I am appalled at who is getting nailed in these fraud cases and how these cases are publicized. I am wondering why the most petty of fraud cases are even making it into the news, such as a welfare mom collecting benefits who has an ebay business on the side, someone barely getting by anyway, embarrassing the person as if they are a felon or danger to society while all they are doing is trying to get by like anyone else.

Meanwhile the more criminal fraud cases are “protected” by gag orders, criminals who truly harm other human beings. I am thinking of doctors who fraudulently overprescribe, or do unnecessary surgeries or unnecessary electroshock, or who coerce people into hospitals via “conditional voluntary” or keep patients there longer than agreed upon, or who use force via “sectioning,” or who order the use of restraints, forced injections, or lengthy seclusion on a whim. Other human rights abuses such as cutting off contact with friends and relatives and denial of privacy are rarely validated but these are harmful, too. The harms that are done to these patients are invariably downplayed in the media and often the identities of these doctors and “staff” are protected by the courts.

Meanwhile the media showers us with stories of welfare moms who steal a few bucks just to get by and feed their kids. And these doctors continue to do their power plays, often done to scare welfare moms back into submission, ensure their kids are taken away, and then, pat themselves on their backs for every job well done.

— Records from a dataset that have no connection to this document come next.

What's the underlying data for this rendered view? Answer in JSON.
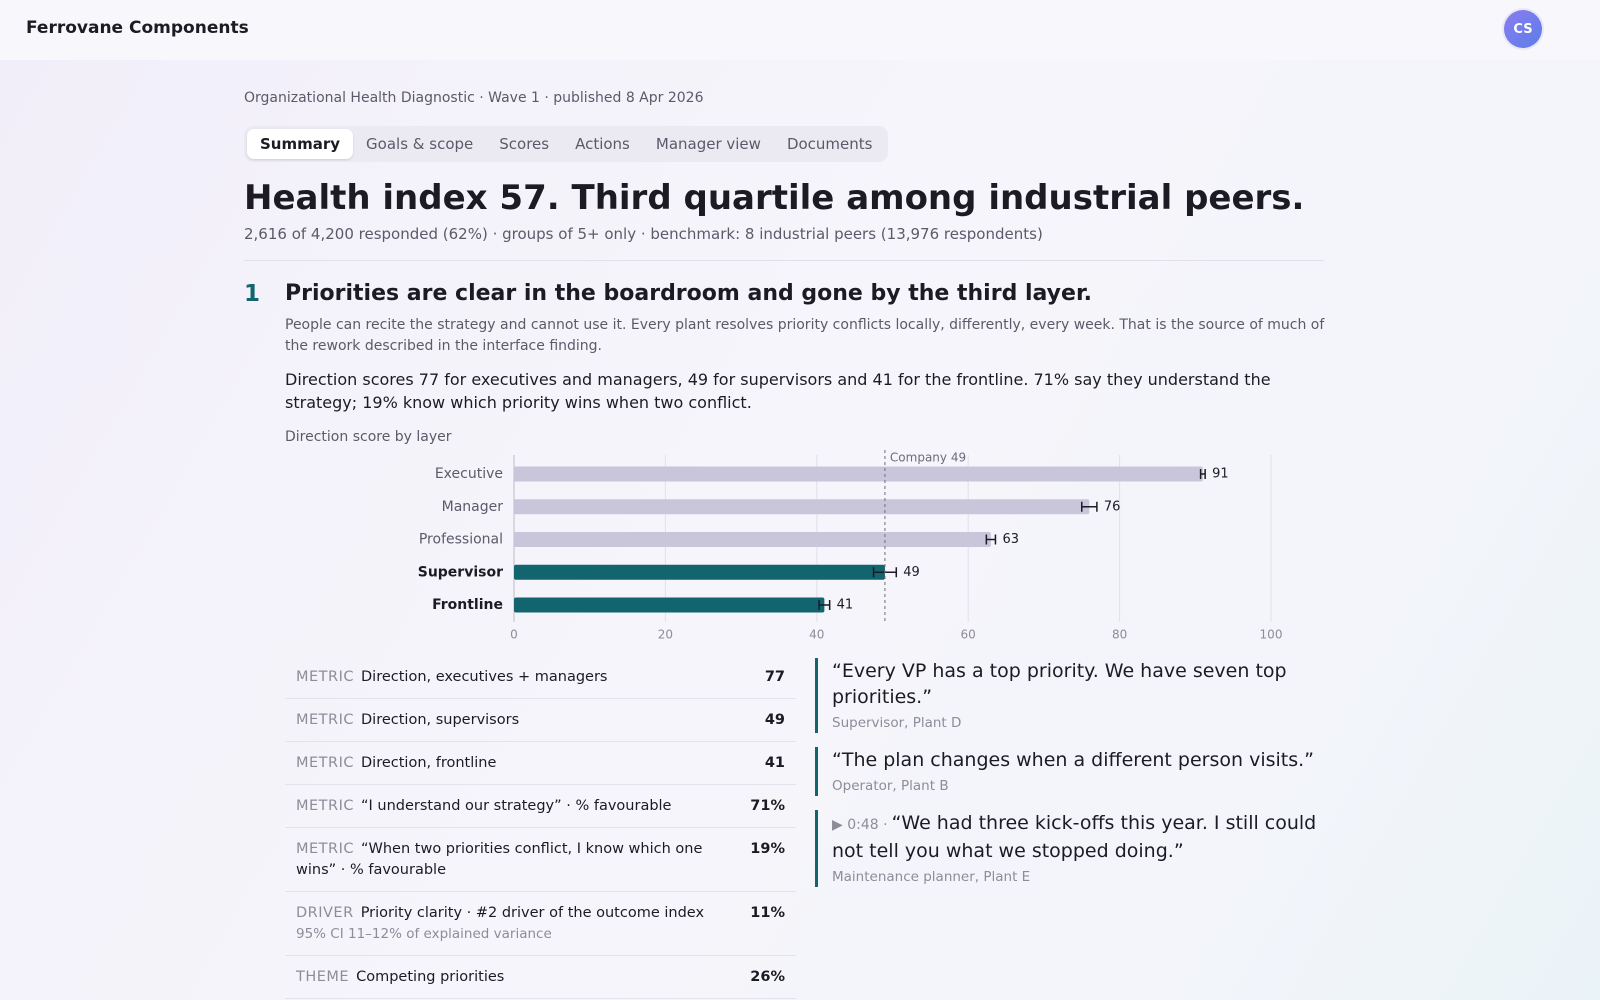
{
  "header": {
    "brand": "Ferrovane Components",
    "avatar": "CS"
  },
  "breadcrumb": "Organizational Health Diagnostic · Wave 1 · published 8 Apr 2026",
  "tabs": [
    "Summary",
    "Goals & scope",
    "Scores",
    "Actions",
    "Manager view",
    "Documents"
  ],
  "active_tab": "Summary",
  "headline": "Health index 57. Third quartile among industrial peers.",
  "subline": "2,616 of 4,200 responded (62%) · groups of 5+ only · benchmark: 8 industrial peers (13,976 respondents)",
  "finding": {
    "number": "1",
    "title": "Priorities are clear in the boardroom and gone by the third layer.",
    "description": "People can recite the strategy and cannot use it. Every plant resolves priority conflicts locally, differently, every week. That is the source of much of the rework described in the interface finding.",
    "body": "Direction scores 77 for executives and managers, 49 for supervisors and 41 for the frontline. 71% say they understand the strategy; 19% know which priority wins when two conflict."
  },
  "chart_data": {
    "type": "bar",
    "orientation": "horizontal",
    "title": "Direction score by layer",
    "categories": [
      "Executive",
      "Manager",
      "Professional",
      "Supervisor",
      "Frontline"
    ],
    "values": [
      91,
      76,
      63,
      49,
      41
    ],
    "errors": [
      0.3,
      1,
      0.6,
      1.5,
      0.7
    ],
    "base_color": "#c9c6db",
    "highlight_color": "#12646e",
    "highlighted": [
      "Supervisor",
      "Frontline"
    ],
    "reference": {
      "value": 49,
      "label": "Company 49"
    },
    "xlim": [
      0,
      100
    ],
    "xticks": [
      0,
      20,
      40,
      60,
      80,
      100
    ],
    "grid": true
  },
  "metrics": [
    {
      "kind": "METRIC",
      "label": "Direction, executives + managers",
      "value": "77"
    },
    {
      "kind": "METRIC",
      "label": "Direction, supervisors",
      "value": "49"
    },
    {
      "kind": "METRIC",
      "label": "Direction, frontline",
      "value": "41"
    },
    {
      "kind": "METRIC",
      "label": "“I understand our strategy” · % favourable",
      "value": "71%"
    },
    {
      "kind": "METRIC",
      "label": "“When two priorities conflict, I know which one wins” · % favourable",
      "value": "19%"
    },
    {
      "kind": "DRIVER",
      "label": "Priority clarity · #2 driver of the outcome index",
      "note": "95% CI 11–12% of explained variance",
      "value": "11%"
    },
    {
      "kind": "THEME",
      "label": "Competing priorities",
      "value": "26%"
    }
  ],
  "quotes": [
    {
      "text": "“Every VP has a top priority. We have seven top priorities.”",
      "attribution": "Supervisor, Plant D"
    },
    {
      "text": "“The plan changes when a different person visits.”",
      "attribution": "Operator, Plant B"
    },
    {
      "audio": "▶ 0:48 ·",
      "text": "“We had three kick-offs this year. I still could not tell you what we stopped doing.”",
      "attribution": "Maintenance planner, Plant E"
    }
  ]
}
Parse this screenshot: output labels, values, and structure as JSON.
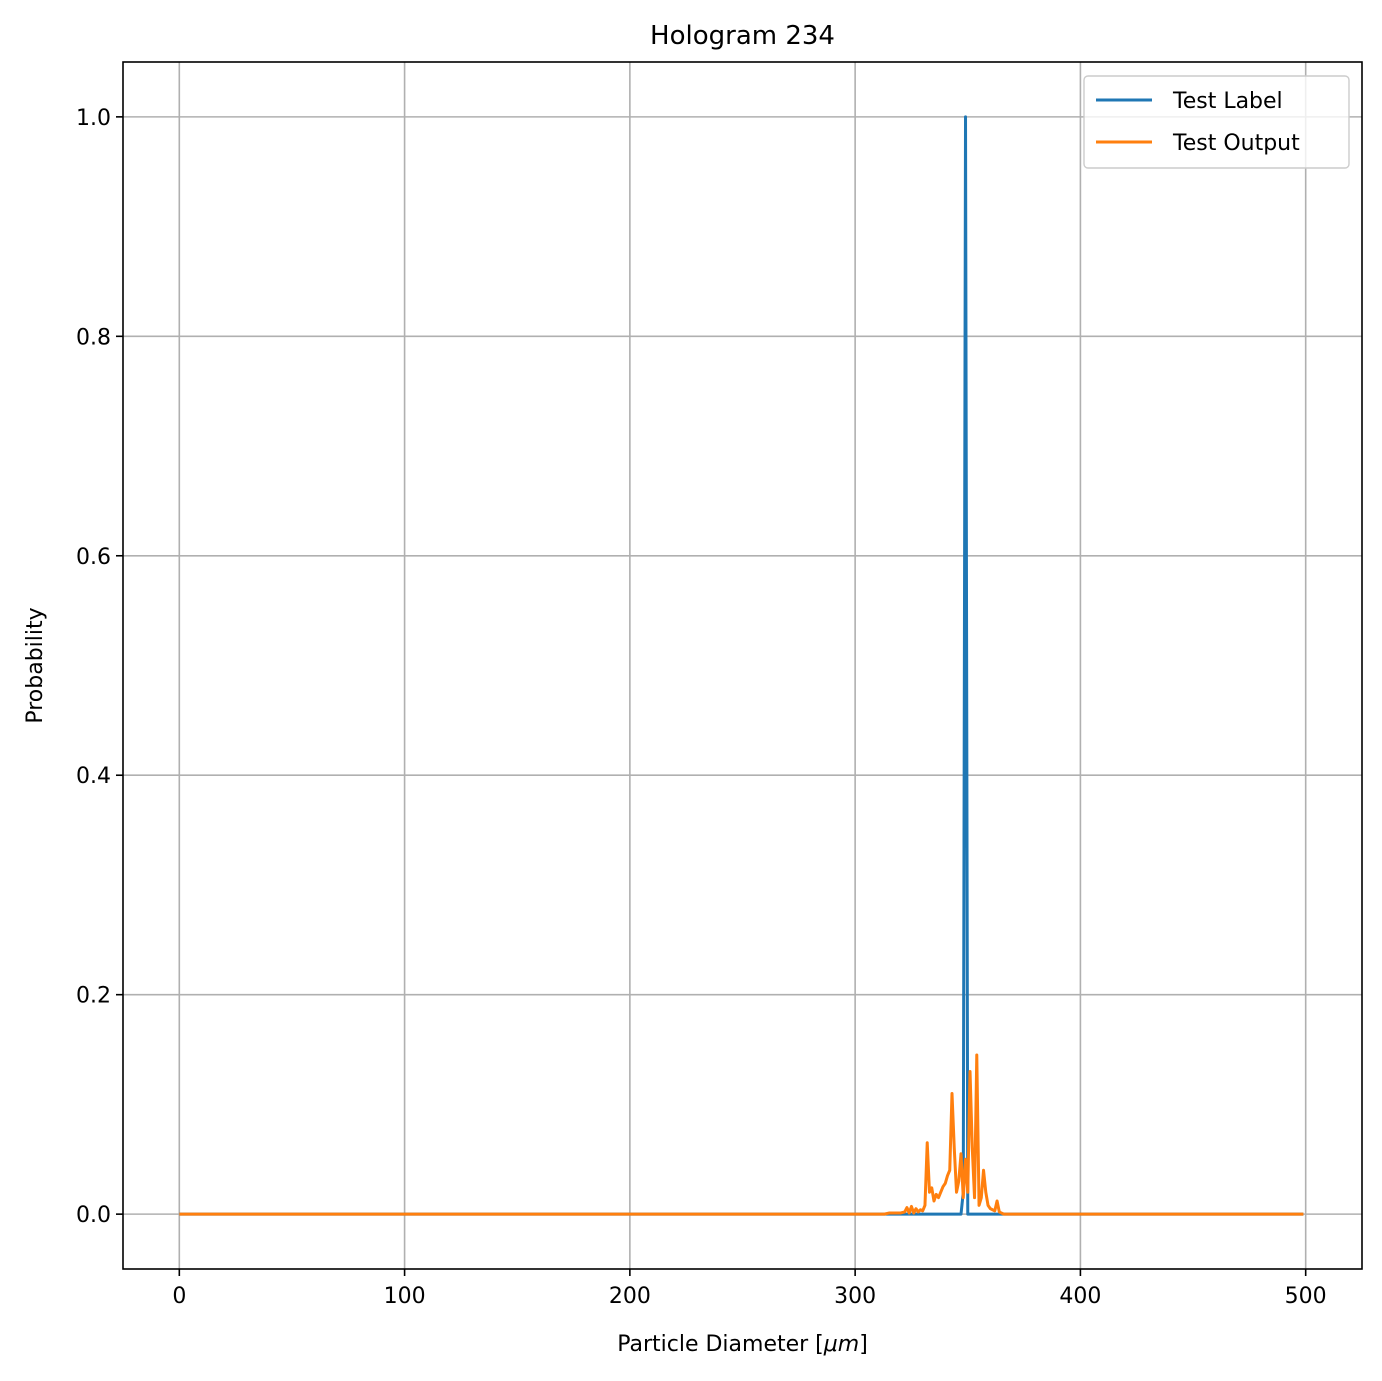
{
  "chart_data": {
    "type": "line",
    "title": "Hologram 234",
    "xlabel": "Particle Diameter [μm]",
    "xlabel_parts": {
      "main": "Particle Diameter [",
      "unit": "μm",
      "close": "]"
    },
    "ylabel": "Probability",
    "xlim": [
      -25,
      525
    ],
    "ylim": [
      -0.05,
      1.05
    ],
    "xticks": [
      0,
      100,
      200,
      300,
      400,
      500
    ],
    "xtick_labels": [
      "0",
      "100",
      "200",
      "300",
      "400",
      "500"
    ],
    "yticks": [
      0.0,
      0.2,
      0.4,
      0.6,
      0.8,
      1.0
    ],
    "ytick_labels": [
      "0.0",
      "0.2",
      "0.4",
      "0.6",
      "0.8",
      "1.0"
    ],
    "grid": true,
    "legend_position": "upper right",
    "series": [
      {
        "name": "Test Label",
        "color": "#1f77b4",
        "x": [
          0,
          347,
          348,
          349,
          350,
          351,
          499
        ],
        "y": [
          0,
          0,
          0.02,
          1.0,
          0.0,
          0,
          0
        ]
      },
      {
        "name": "Test Output",
        "color": "#ff7f0e",
        "x": [
          0,
          313,
          315,
          320,
          322,
          323,
          324,
          325,
          326,
          327,
          328,
          329,
          330,
          331,
          332,
          333,
          334,
          335,
          336,
          337,
          338,
          339,
          340,
          341,
          342,
          343,
          344,
          345,
          346,
          347,
          348,
          349,
          350,
          351,
          352,
          353,
          354,
          355,
          356,
          357,
          358,
          359,
          360,
          361,
          362,
          363,
          364,
          365,
          366,
          367,
          368,
          499
        ],
        "y": [
          0,
          0,
          0.001,
          0.001,
          0.002,
          0.006,
          0.001,
          0.007,
          0.001,
          0.005,
          0.002,
          0.004,
          0.003,
          0.008,
          0.065,
          0.02,
          0.024,
          0.012,
          0.018,
          0.015,
          0.02,
          0.025,
          0.028,
          0.035,
          0.04,
          0.11,
          0.06,
          0.02,
          0.03,
          0.055,
          0.015,
          0.05,
          0.02,
          0.13,
          0.06,
          0.015,
          0.145,
          0.008,
          0.015,
          0.04,
          0.02,
          0.008,
          0.005,
          0.004,
          0.003,
          0.012,
          0.002,
          0.001,
          0,
          0,
          0,
          0
        ]
      }
    ]
  }
}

Looks like the Boston Globe did something decent for a change…..

Apparently an expose in the Globe shed light on police beatings (more than one) of homeless folks in Boston. This sparked TD Bank’s ending their contract with the security company that had formerly patroled at TD Garden. The name of the company was Allied Universal. Apparently these incidents were caught on camera and also there were witnesses. One witness had seen beatings or evidence of beatings on more than one occasion as apparently she traveled through that area to and from her workplace. One of these beatings involved using a man’s cane and beating him so badly that his facial bones broke in two places. I didn’t read today’s article but the other one I saw said that at that time, officials hadn’t come to any conclusions yet nor had charges been made against the officers but it looked like that would happen. I don’t subscribe to the Boston Globe but occasionally I glance at the headlines. i can’t support the paper after all that hype over the “dangerousness” of “untreated mentally ill.” After all, as many of us know, “treatment” can be hazardous to your health. Risky business.